Jagadish was appointed a Companion of the Order of Australia for eminent services to physics and engineering in the Australia Day Honours 2016, and received the 2018 UNESCO medal for his contributions to nanoscience and nanotechnologies. In 2019, he received the Thomas Ranken Lyle Medal from the Australian Academy of Science and the Beattie Steel Medal, presented by the Australia and New Zealand Optical Society.

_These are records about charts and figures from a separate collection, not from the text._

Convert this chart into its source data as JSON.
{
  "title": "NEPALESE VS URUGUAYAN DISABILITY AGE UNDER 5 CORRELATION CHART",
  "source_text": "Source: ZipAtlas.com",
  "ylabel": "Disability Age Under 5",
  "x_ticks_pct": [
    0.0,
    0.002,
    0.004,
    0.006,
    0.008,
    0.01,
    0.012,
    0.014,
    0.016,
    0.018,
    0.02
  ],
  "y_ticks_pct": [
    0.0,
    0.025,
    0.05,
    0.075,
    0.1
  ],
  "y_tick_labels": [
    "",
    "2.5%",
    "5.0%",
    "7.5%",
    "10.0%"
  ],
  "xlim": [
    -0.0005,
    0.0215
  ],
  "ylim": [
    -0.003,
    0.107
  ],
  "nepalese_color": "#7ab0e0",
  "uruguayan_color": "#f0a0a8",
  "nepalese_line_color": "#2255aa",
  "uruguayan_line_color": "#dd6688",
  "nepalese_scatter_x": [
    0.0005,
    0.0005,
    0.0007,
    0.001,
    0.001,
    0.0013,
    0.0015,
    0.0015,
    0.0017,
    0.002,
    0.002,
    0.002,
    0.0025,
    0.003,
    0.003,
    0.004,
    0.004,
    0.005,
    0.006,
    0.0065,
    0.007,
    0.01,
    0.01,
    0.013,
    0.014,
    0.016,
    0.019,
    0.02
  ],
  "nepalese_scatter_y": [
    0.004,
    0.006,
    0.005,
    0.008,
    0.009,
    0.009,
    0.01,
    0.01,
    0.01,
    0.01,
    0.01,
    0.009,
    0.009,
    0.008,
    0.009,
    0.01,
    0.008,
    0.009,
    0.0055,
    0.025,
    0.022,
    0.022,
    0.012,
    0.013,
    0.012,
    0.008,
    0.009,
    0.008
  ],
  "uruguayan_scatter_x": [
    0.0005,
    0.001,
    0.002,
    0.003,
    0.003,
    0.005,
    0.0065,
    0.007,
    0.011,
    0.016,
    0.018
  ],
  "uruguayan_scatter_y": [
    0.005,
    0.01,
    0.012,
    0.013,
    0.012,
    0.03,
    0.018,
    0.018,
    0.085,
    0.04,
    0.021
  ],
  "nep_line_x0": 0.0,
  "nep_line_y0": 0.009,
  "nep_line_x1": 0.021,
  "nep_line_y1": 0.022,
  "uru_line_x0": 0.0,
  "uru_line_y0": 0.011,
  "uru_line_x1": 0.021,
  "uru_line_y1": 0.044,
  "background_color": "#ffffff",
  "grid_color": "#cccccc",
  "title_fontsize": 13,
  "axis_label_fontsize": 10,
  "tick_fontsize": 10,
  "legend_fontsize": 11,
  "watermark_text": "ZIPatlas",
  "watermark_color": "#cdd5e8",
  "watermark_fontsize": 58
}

In 2020, he was elected an international member of the National Academy of Engineering for contributions to nanotechnology for optoelectronic devices.
In 2022, he was elected as an international fellow of the UK's Royal Academy of Engineering.
In 2023, the President of India conferred on Jagadish the Pravasi Bharatiya Samman Award for his "contributions to science and technology and education". This is the highest honour given to overseas Indians by the Government of India.

He was made a Foreign Member of the Chinese Academy of Sciences and elected a Fellow of the Royal Society of New South Wales in 2024 and of the Royal Society in 2025.

He has received honorary doctorates from the University of Surrey (2024) and Nottingham Trent University.